The government has announced plans to increase financial support for Savings and Credit Cooperative Organisations (SACCOs) by allocating more resources through the National Infrastructure Fund (NIF), a move expected to strengthen the cooperative sector and support ongoing reforms.
The announcement was made by Deputy President Kithure Kindiki during the Ushirika Day celebrations at Uhuru Park, where he outlined the government’s strategy to create additional fiscal space in the national budget while enhancing support for cooperatives.
Government to Create Fiscal Space Through NIF
Speaking during the event, Kindiki said the government intends to transfer eligible infrastructure projects from the national budget to the National Infrastructure Fund.
According to the Deputy President, this strategy will free up funds that can be redirected to other priority sectors, including the cooperative movement.

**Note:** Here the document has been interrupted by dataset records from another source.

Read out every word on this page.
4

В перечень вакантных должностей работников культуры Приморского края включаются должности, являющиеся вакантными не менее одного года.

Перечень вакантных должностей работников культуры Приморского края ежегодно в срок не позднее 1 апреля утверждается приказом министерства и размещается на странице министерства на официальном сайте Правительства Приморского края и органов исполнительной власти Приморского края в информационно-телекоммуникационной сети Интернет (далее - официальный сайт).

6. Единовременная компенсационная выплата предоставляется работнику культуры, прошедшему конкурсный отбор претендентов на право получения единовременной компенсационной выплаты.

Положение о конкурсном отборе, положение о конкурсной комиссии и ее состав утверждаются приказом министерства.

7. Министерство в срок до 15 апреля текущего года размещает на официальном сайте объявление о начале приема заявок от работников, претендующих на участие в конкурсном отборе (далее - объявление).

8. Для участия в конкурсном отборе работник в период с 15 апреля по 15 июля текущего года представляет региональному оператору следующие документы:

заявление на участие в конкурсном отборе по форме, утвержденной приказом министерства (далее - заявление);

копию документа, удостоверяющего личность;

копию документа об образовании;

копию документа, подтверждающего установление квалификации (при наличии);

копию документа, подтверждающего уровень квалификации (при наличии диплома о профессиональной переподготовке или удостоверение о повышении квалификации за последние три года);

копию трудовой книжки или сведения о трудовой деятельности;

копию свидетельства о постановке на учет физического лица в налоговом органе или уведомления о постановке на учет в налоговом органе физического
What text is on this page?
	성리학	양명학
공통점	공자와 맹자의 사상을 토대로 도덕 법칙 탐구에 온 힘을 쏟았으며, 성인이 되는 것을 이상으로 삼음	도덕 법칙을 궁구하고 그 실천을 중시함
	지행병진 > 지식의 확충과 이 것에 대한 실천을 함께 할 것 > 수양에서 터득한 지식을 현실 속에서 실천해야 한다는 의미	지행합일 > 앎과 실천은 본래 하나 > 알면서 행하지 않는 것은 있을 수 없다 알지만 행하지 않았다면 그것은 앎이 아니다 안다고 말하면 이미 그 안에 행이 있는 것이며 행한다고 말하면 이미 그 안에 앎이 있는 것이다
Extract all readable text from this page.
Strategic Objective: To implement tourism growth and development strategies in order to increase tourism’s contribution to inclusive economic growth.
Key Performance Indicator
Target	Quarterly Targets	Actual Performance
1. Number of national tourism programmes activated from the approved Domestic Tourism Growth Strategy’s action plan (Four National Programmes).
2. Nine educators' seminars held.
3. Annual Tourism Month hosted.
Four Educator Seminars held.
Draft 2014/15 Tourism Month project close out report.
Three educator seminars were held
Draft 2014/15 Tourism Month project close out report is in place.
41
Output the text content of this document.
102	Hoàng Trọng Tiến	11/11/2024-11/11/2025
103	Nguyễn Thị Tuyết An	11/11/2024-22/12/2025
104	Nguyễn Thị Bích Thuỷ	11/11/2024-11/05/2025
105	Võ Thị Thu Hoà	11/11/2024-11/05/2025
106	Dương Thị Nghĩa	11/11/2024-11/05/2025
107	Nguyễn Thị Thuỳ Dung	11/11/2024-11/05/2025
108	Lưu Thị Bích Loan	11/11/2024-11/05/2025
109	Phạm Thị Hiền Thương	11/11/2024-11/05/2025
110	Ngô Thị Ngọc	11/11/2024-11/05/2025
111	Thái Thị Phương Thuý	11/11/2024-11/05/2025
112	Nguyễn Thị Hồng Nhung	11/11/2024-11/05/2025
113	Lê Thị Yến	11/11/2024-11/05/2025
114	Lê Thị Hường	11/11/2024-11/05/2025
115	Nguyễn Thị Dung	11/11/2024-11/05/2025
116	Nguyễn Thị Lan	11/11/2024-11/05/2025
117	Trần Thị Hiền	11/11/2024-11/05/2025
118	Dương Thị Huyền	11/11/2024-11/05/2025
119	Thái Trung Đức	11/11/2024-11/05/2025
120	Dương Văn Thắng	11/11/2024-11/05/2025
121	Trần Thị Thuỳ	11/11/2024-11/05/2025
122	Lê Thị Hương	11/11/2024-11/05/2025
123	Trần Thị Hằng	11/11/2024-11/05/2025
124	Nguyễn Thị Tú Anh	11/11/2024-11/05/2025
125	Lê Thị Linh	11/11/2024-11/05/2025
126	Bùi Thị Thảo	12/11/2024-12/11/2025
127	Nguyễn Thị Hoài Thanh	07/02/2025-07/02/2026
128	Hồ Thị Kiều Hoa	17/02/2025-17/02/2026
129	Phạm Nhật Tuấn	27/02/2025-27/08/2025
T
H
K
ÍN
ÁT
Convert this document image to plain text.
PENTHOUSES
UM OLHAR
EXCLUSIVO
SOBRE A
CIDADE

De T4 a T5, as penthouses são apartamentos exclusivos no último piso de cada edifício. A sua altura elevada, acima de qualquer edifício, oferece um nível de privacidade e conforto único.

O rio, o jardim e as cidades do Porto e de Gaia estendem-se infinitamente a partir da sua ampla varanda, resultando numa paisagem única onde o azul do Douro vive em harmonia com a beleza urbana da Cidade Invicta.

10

“We are going to create a bit of fiscal space in the budget by offloading some of the projects that can now be funded by the National Infrastructure Fund. Therefore, we will have a little more leeway to fund key sectors, including the cooperatives sector,” Kindiki said.
He revealed that the National Infrastructure Fund has already secured Ksh345 billion in seed capital generated from the sale of selected state agencies.
The government believes the new funding model will ease pressure on the Exchequer while ensuring key development projects continue without affecting financing for critical sectors such as SACCOs.
SACCO Reforms Set to Receive Financial Boost
The planned allocation comes as the government moves to implement sweeping reforms in the SACCO sector through the Sacco Societies (Amendment) Bill, 2025.
President William Ruto is expected to sign the Bill into law within the coming weeks after it completes the parliamentary process.
The legislation is designed to strengthen regulation of SACCOs, improve governance and restore public confidence in cooperative societies following concerns over financial management in some institutions.
Additional funding from the National Infrastructure Fund is expected to help implement several provisions contained in the proposed law.
Deposit Insurance Fund to Protect Members’ Savings
Among the major reforms contained in the Bill is the establishment of a Deposit Insurance Fund aimed at protecting members’ savings should a SACCO collapse.
Under the proposal, compensation will be calculated based on a member’s protected deposits after deducting outstanding loans, liabilities and any loan guarantee obligations.
The current proposal sets the maximum compensation at Ksh100,000 per member.
However, the proposed compensation limit has generated heated debate in Parliament.
Several lawmakers have argued that the amount is too low, particularly for members with substantial savings, saying many Kenyans could lose millions of shillings if a SACCO fails.
Members of Parliament have therefore pushed for the compensation cap to be reviewed upward before the Bill is enacted.
Digital Transformation for SACCOs
Beyond protecting members’ deposits, additional government funding could accelerate the digital transformation of SACCOs across the country.
The proposed law envisions shared technology infrastructure that would enable smaller SACCOs to access modern digital platforms without incurring high operational costs.
The shared systems are expected to:
- Improve regulatory compliance.
- Enhance financial reporting.
- Reduce operational expenses.
- Strengthen cybersecurity.
- Bridge technological gaps between large and small SACCOs.
The government believes the initiative will improve efficiency while making SACCO services more accessible to members.
NIF Faces Growing Scrutiny
Despite the government’s optimism, the National Infrastructure Fund has continued to attract criticism from various stakeholders.
One of the main concerns raised relates to its funding model, which relies partly on proceeds from the sale of profitable state-owned assets.
Critics argue that disposing of income-generating public assets could reduce future government revenues and limit long-term financial sustainability.
Civil society organisations and opposition leaders have also questioned the governance structure of the fund.
They have expressed concerns that inadequate oversight could expose the fund to misuse or allow it to finance politically motivated projects rather than nationally beneficial investments.
The government has, however, maintained that the fund will improve infrastructure financing while reducing dependence on borrowing and easing pressure on the national budget.
Cooperative Sector Expected to Benefit
If successfully implemented, the additional funding could significantly strengthen Kenya’s cooperative sector, which plays a vital role in mobilising savings, providing affordable credit and supporting millions of households.
The reforms are expected to improve financial stability, enhance transparency and increase confidence among SACCO members.
Government officials believe stronger regulation, better technology and deposit protection will make SACCOs more resilient while safeguarding members’ savings against future financial shocks.
As Parliament finalises the Sacco Societies (Amendment) Bill, 2025, attention will now shift to how much funding will ultimately be allocated to the cooperative sector and whether lawmakers will amend the proposed Ksh100,000 compensation limit before the legislation becomes law.